Transmedia reading list #8
Good projects and articles carefully read and selected within the transmedia and interactive storytelling universe.
- I've been doing transmedia reading-list since last September as a way to get out of the retweet-frenzy we sometimes get stuck into. Plus tweeting seems lazy sometime, making it okay not to give your opinion at all about what you're sharing. I got tired of that and came up with these selections. I've been writing them in French, since I am French, but translation proved too time-consuming, so there it is. Sorry to my French readers, I hope this is okay, and sorry to my english-speaking readers, this is not my mother tongue.
- We'll be hosting a hackathon on Dec 7-8 with the Tribeca Film Institute in NYC to unveil the beta version of Racontr, feel free to register here.
- And while we're on that subject, you might want read some thoughts about hosting interactive writing workshops; about working as a group to create interactive or transmedia experiences (article available in English and French):
- First of all congrats to Olivier Lambert and Thomas Salva for reaching their crowdfunding goal for their interactive documentary Chasing Bonnie & Clyde.
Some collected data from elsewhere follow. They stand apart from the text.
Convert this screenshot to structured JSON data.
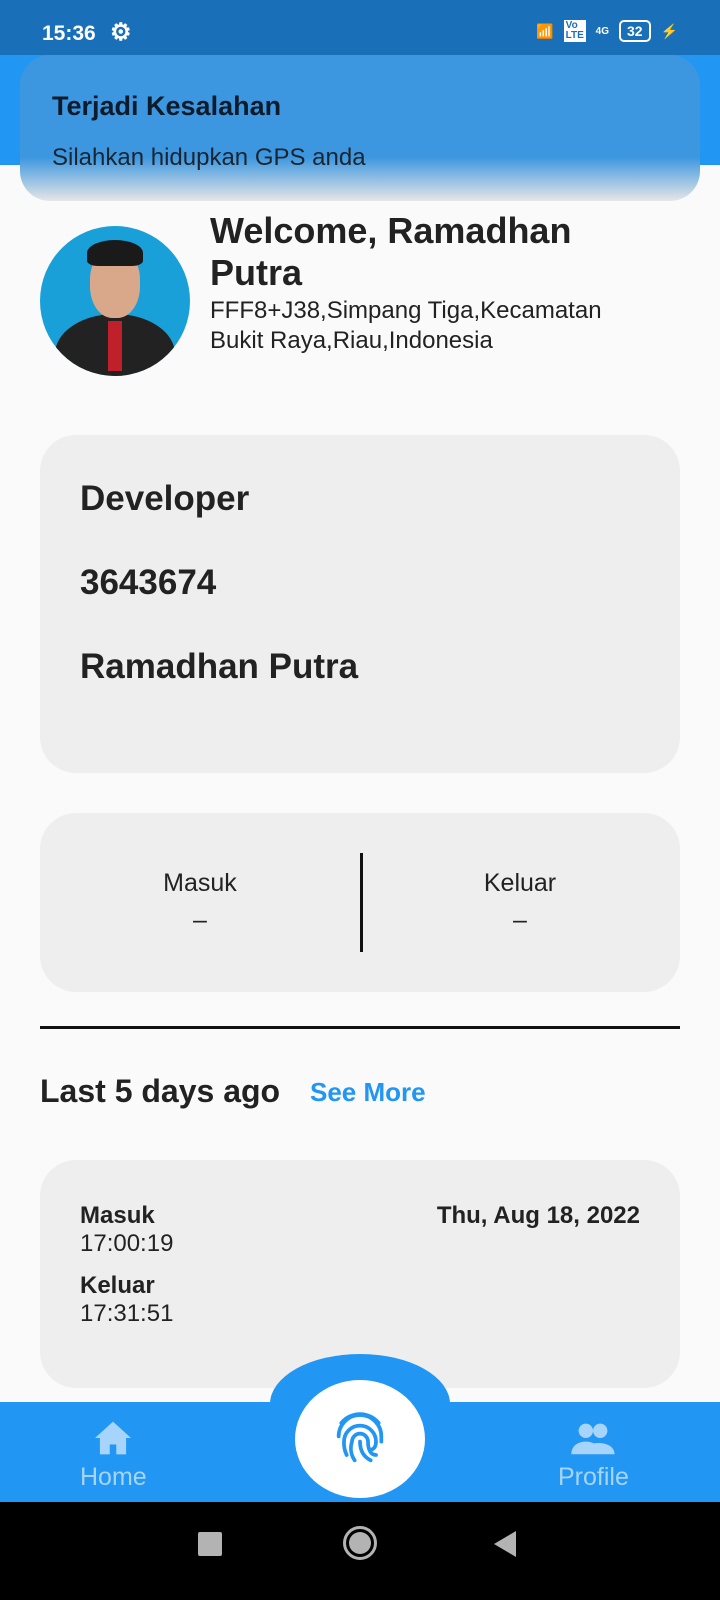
{
  "status_bar": {
    "time": "15:36",
    "battery": "32",
    "network": "4G",
    "volte": "Vo LTE"
  },
  "toast": {
    "title": "Terjadi Kesalahan",
    "message": "Silahkan hidupkan GPS anda"
  },
  "header": {
    "welcome": "Welcome, Ramadhan Putra",
    "address": "FFF8+J38,Simpang Tiga,Kecamatan Bukit Raya,Riau,Indonesia"
  },
  "info": {
    "position": "Developer",
    "id": "3643674",
    "name": "Ramadhan Putra"
  },
  "attendance": {
    "in_label": "Masuk",
    "in_value": "–",
    "out_label": "Keluar",
    "out_value": "–"
  },
  "history": {
    "title": "Last 5 days ago",
    "see_more": "See More",
    "items": [
      {
        "in_label": "Masuk",
        "in_time": "17:00:19",
        "out_label": "Keluar",
        "out_time": "17:31:51",
        "date": "Thu, Aug 18, 2022"
      }
    ]
  },
  "nav": {
    "home": "Home",
    "profile": "Profile"
  },
  "colors": {
    "primary": "#2196f3",
    "status": "#1a70b8"
  }
}
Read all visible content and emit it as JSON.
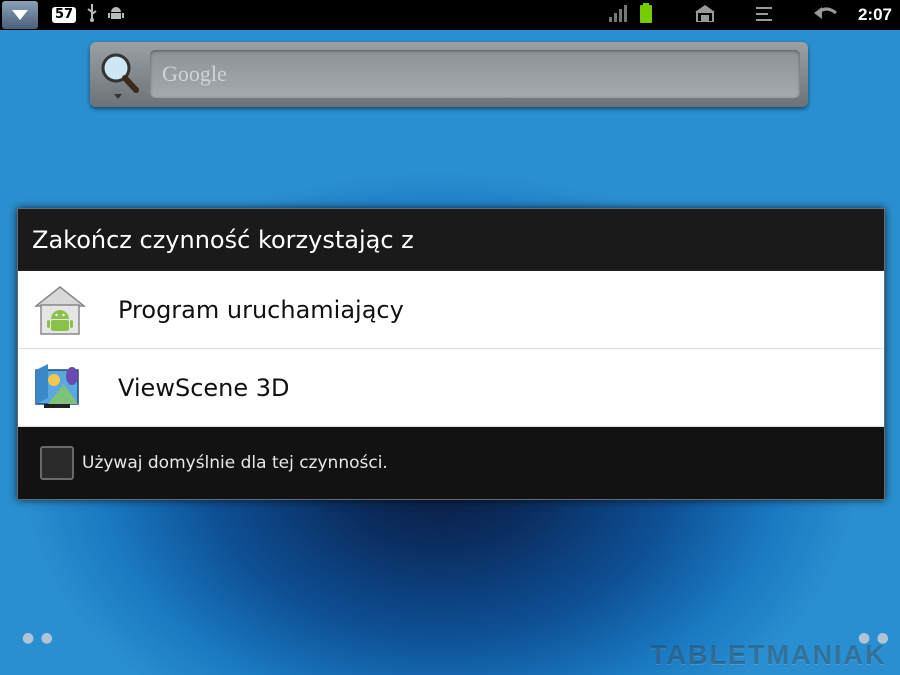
{
  "status_bar": {
    "notification_count": "57",
    "time": "2:07",
    "left_icons": [
      "notification-dropdown-icon",
      "usb-icon",
      "android-debug-icon"
    ],
    "right_icons": [
      "signal-icon",
      "battery-icon",
      "home-icon",
      "menu-icon",
      "back-icon"
    ]
  },
  "search": {
    "placeholder": "Google",
    "icon": "magnifier-icon"
  },
  "dialog": {
    "title": "Zakończ czynność korzystając z",
    "items": [
      {
        "label": "Program uruchamiający",
        "icon": "launcher-home-icon"
      },
      {
        "label": "ViewScene 3D",
        "icon": "viewscene-icon"
      }
    ],
    "default_checkbox_label": "Używaj domyślnie dla tej czynności.",
    "default_checked": false
  },
  "watermark": "TABLETMANIAK",
  "colors": {
    "accent": "#1a78c0",
    "dialog_bg": "#111111",
    "item_bg": "#ffffff",
    "android_green": "#8bc34a"
  }
}
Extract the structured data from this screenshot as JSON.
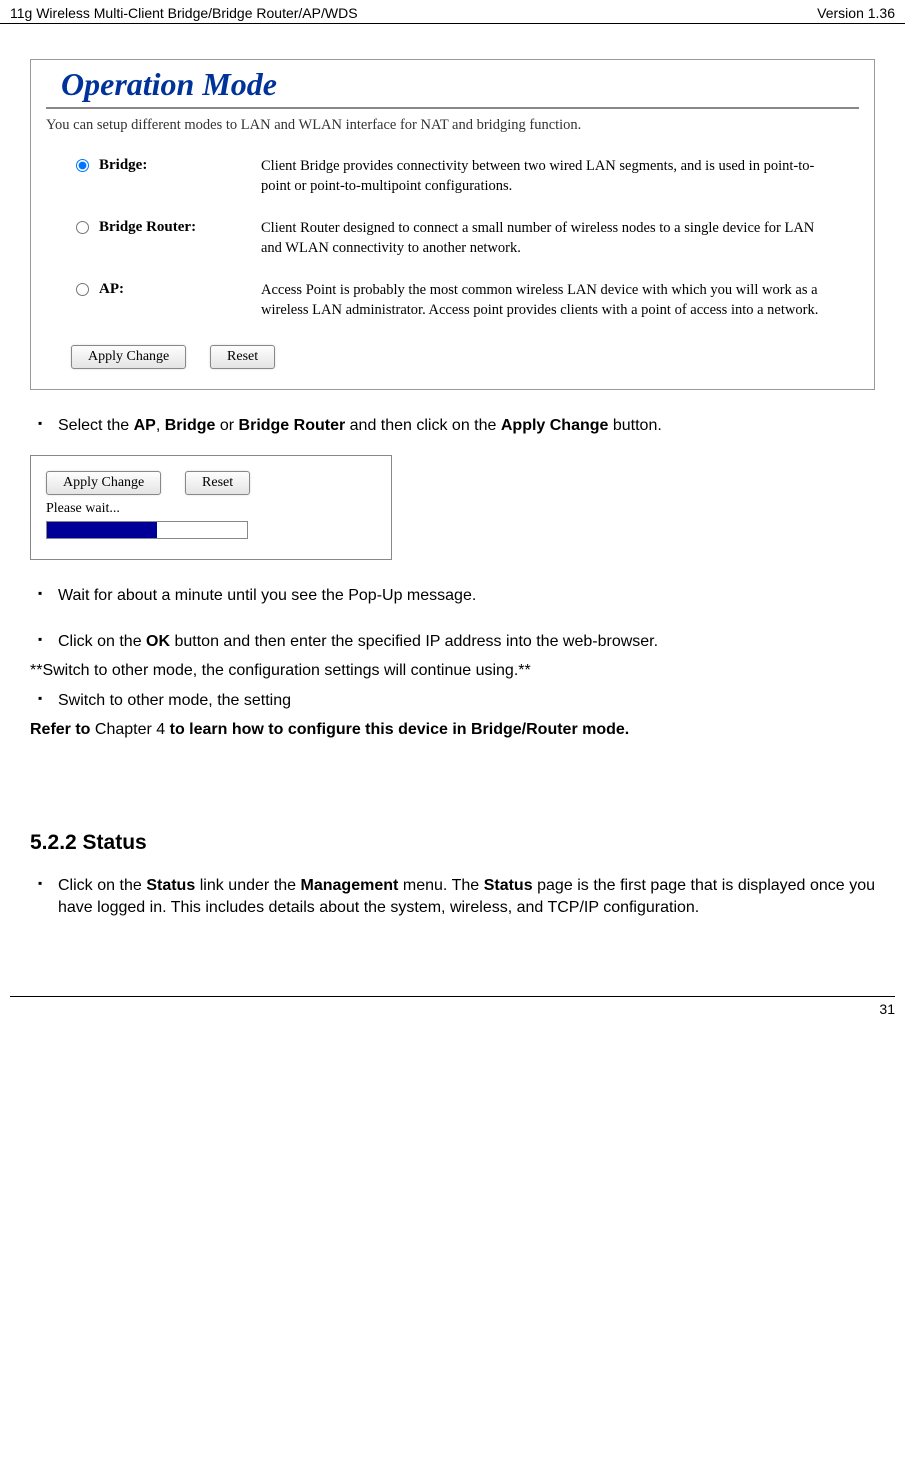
{
  "header": {
    "left": "11g Wireless Multi-Client Bridge/Bridge Router/AP/WDS",
    "right": "Version 1.36"
  },
  "op_panel": {
    "title": "Operation Mode",
    "intro": "You can setup different modes to LAN and WLAN interface for NAT and bridging function.",
    "options": [
      {
        "label": "Bridge:",
        "checked": true,
        "desc": "Client Bridge provides connectivity between two wired LAN segments, and is used in point-to-point or point-to-multipoint configurations."
      },
      {
        "label": "Bridge Router:",
        "desc": "Client Router designed to connect a small number of wireless nodes to a single device for LAN and WLAN connectivity to another network."
      },
      {
        "label": "AP:",
        "desc": "Access Point is probably the most common wireless LAN device with which you will work as a wireless LAN administrator. Access point provides clients with a point of access into a network."
      }
    ],
    "apply_btn": "Apply Change",
    "reset_btn": "Reset"
  },
  "bullet_select": {
    "pre": "Select the ",
    "b1": "AP",
    "mid1": ", ",
    "b2": "Bridge",
    "mid2": " or ",
    "b3": "Bridge Router",
    "mid3": " and then click on the ",
    "b4": "Apply Change",
    "post": " button."
  },
  "small_shot": {
    "apply_btn": "Apply Change",
    "reset_btn": "Reset",
    "please": "Please wait..."
  },
  "bullet_wait": "Wait for about a minute until you see the Pop-Up message.",
  "bullet_ok": {
    "pre": "Click on the ",
    "b1": "OK",
    "post": " button and then enter the specified IP address into the web-browser."
  },
  "line_switch_note": "**Switch to other mode, the configuration settings will continue using.**",
  "bullet_switch": "Switch to other mode, the setting",
  "refer_line": {
    "b1": "Refer to ",
    "mid": "Chapter 4 ",
    "b2": "to learn how to configure this device in Bridge/Router mode."
  },
  "section_heading": "5.2.2  Status",
  "bullet_status": {
    "pre": "Click on the ",
    "b1": "Status",
    "mid1": " link under the ",
    "b2": "Management",
    "mid2": " menu. The ",
    "b3": "Status",
    "post": " page is the first page that is displayed once you have logged in. This includes details about the system, wireless, and TCP/IP configuration."
  },
  "page_number": "31"
}
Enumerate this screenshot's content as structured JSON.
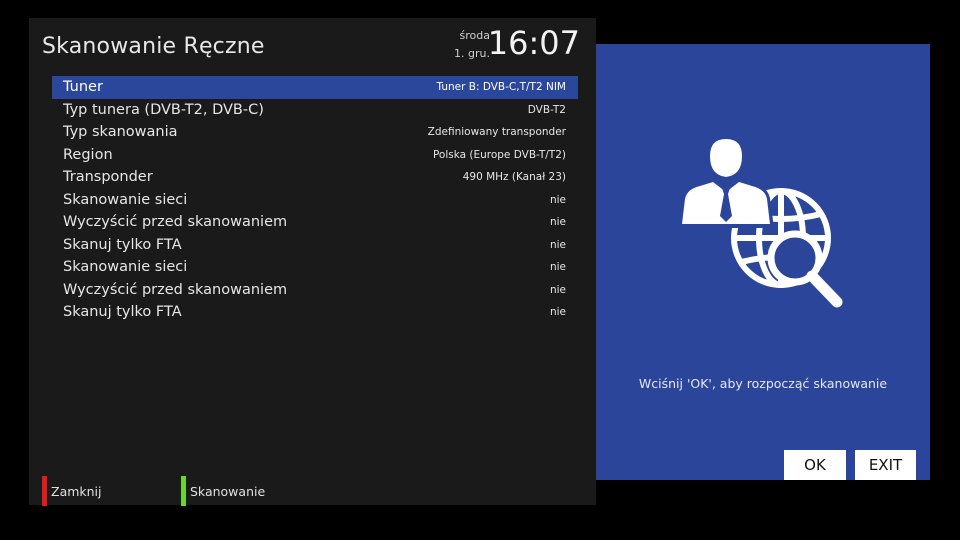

A great project to follow about rehabilitation and incarceration in Texas.
- In the last two weeks, two interactives heavyweights have been released. First, an exceptional - and dare I say the first really good one - example of long-form storytelling. I've finally been truly absorbed by such a piece (and not just absorbed because I have dissect it for professional reasons). It remains dreadfully long but all its asking really is your time. It doesn't force you to click frenetically (unlike A Short History of the Highrise for instance...), it gives you something, a journalistic vision, without asking you to do the narrative job entirely. It manages to make technology barely noticeable and that's an incredible achievement.
- Second, National Geographic keeps doing what works. After Killing Lincoln, here is Killing Kennedy. They could have easily use a similar navigation for the two projects but instead they went the other way. Right away, I was pleasantly surprised by those split screens showing Oswald and Kennedy side by side. A great ergonomical choice , relevant for the story, that makes the interactivity tell a story of its own. And as usual, there is so much content! Didn't have time to go through it all unfortunately but I certainly will.
- And if you want a different approach, you can try JFK: The Smoking Gun. Much more demanding but definitely interesting to forge an opinion.
- And then there is this. A 360° storytelling app by Apelab. It seems amazing but I wonder how accessible that kind of tech can be. Would love to see more!
Opinion & return on experiences
- A dense an detailed article by POV Magazine about the power of games to explore social issues.
- It dwells quite a lot on Pipe Trouble, a serious game about pipelines and the environment. A great app to download on your device if you haven't already.
- Something irritating: emphasis serving false promises. Indiewire has perfected the art with this so-called Ultimate Guide to Transmedia, barely touching the surface of what makes this field exciting. Still, a few good articles to pick from their list.